En octobre 2023, la CC a rendu une nouvelle décision en faveur de la compagnie minière, lui permettant de continuer à demander l’autorisation de réactiver la mine à ciel ouvert.
L’aspect controversé de l’affaire est que cinq jours avant la fin du gouvernement de Giammattei, le 9 janvier, le ministère de l’environnement et des ressources naturelles a approuvé la modification de l’instrument environnemental par la société minière.
En outre, la transnationale a déclaré que le MEM a également mis à jour la licence approuvée de Cerro Blanco pour correspondre à la modalité d’exploitation à ciel ouvert.
Bien que l’ancien ministre Alberto Pimentel Matta ait quitté ses fonctions à la fin du mois de juillet 2023, c’est l’administration du gouvernement Giammattei au MEM qui a approuvé les efforts de la société minière. Manuel Eduardo Arita Sagastume, qui était vice-ministre, a remplacé Pimentel Matta.
L’ancien ministre Pimentel Matta a été accusé par le département du Trésor américain d’avoir reçu des pots-de-vin et d’avoir encouragé la corruption au sein de son ministère. Il a été sanctionné en vertu de la loi mondiale Magnitsky pour avoir accordé des faveurs à des sociétés minières.
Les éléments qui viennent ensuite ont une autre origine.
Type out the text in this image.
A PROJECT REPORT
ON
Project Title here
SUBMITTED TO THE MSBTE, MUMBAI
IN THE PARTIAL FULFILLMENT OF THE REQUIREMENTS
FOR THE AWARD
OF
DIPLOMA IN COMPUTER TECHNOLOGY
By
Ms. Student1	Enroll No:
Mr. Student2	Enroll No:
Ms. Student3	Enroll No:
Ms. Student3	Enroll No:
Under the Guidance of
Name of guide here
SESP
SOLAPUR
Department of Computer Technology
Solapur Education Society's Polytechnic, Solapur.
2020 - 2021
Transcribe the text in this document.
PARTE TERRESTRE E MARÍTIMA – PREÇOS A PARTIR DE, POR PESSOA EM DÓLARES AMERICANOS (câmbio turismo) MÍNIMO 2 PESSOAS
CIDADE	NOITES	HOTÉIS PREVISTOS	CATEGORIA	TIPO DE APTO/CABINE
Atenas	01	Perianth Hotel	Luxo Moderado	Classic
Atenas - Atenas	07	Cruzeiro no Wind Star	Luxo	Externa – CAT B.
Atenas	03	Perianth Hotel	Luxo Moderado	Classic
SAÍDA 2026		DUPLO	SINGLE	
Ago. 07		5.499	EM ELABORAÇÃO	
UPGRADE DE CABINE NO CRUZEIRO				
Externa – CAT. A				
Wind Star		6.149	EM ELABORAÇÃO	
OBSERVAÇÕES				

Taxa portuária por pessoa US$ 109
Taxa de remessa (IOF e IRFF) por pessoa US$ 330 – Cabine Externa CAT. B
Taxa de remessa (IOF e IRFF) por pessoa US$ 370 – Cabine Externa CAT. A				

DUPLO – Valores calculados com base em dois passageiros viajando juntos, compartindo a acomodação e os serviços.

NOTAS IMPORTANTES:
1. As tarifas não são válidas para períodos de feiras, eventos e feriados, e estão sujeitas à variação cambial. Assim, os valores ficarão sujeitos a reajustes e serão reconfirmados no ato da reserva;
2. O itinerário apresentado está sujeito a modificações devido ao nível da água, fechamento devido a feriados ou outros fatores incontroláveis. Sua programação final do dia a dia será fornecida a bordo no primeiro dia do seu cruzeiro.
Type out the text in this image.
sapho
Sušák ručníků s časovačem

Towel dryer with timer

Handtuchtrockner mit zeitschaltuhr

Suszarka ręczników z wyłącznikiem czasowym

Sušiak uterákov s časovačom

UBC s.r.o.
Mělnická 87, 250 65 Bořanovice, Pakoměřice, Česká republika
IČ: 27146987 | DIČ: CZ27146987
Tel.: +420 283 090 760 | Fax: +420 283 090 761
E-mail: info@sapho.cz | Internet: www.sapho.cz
Un gouvernement sans position claire
María José Iturbide, ministre de l’Environnement et des Ressources naturelles, a annoncé dans une vidéo diffusée sur les réseaux sociaux que le 27 février, une plainte a été déposée auprès du ministère public (MP) pour les 939 pages manquantes du dossier original du projet Cerro Blanco.
Le ministre Iturbide a également indiqué que la plainte soulignait l’existence de lacunes administratives afin que le ministère public puisse déterminer si ces fautes constituent un délit.
Iturbide a ajouté qu’un audit a été réalisé sur le terrain et qu’aucun dommage environnemental n’a été constaté car la mine n’est pas en activité.
Il a également indiqué que lors de la table ronde technique interinstitutionnelle réunissant le ministère de l’énergie et des mines, le ministère des affaires étrangères et le MARN, il a été demandé que des représentants de ces organismes soient nommés pour travailler au sein de l’organe et pour définir les prochaines étapes à suivre.
Après cette vidéo, il n’y a toujours pas de position définitive de l’exécutif sur le projet minier.
Avertissements sur les risques sanitaires et environnementaux
En novembre 2022, le média La Voz de América a publié un article détaillé mettant en garde contre les risques pour l’environnement et la santé si le Guatemala autorisait la compagnie minière à mener une exploitation à ciel ouvert à Cerro Blanco.
Le média a consulté Cidia Cortés, biologiste salvadorienne et chercheuse pour l’Association des femmes écologistes du Salvador (AMAES), qui a averti que l’un des principaux problèmes de l’exploitation minière à ciel ouvert est l’émission de radon, l’un des principaux gaz cancérigènes.
Le rapport de La Voz de América signale également que la compagnie minière prévoit de déverser les liquides résiduels de l’activité minière dans les rivières Ostúa et Lempa.
« La rivière Ostúa prend sa source au Guatemala et se jette dans le lac Güija, dont la plus grande partie appartient au Salvador. Le lac Güija a déjà fourni au Salvador de sombres images: des poissons en manque d’oxygène et d’autres flottant sans vie. Le ministère salvadorien de l’environnement a révélé dans une étude publiée en 2021 que le lac Güija présente des « valeurs hors normes » pour le cyanure, l’arsenic, le plomb, le mercure et d’autres métaux, et que c’est la rivière Ostúa qui les transporte dans ses eaux jusqu’au lac », rapporte La Voz de América.
Les autorités salvadoriennes s’inquiètent de la contamination de la rivière Lempa, dont l’un des affluents est relié au lac Güiija, ce qui mettrait en danger plus de 3 millions de personnes vivant près des rives de la rivière.
Le 24 janvier, la ministre salvadorienne des affaires étrangères, Alexandra Hill, a informé l’ambassadeur guatémaltèque, Rubén Nájera, de l’inquiétude du Salvador concernant la contamination des eaux de la rivière et a demandé la création d’un organisme binational chargé d’examiner l’autorisation du projet d’exploitation minière à ciel ouvert.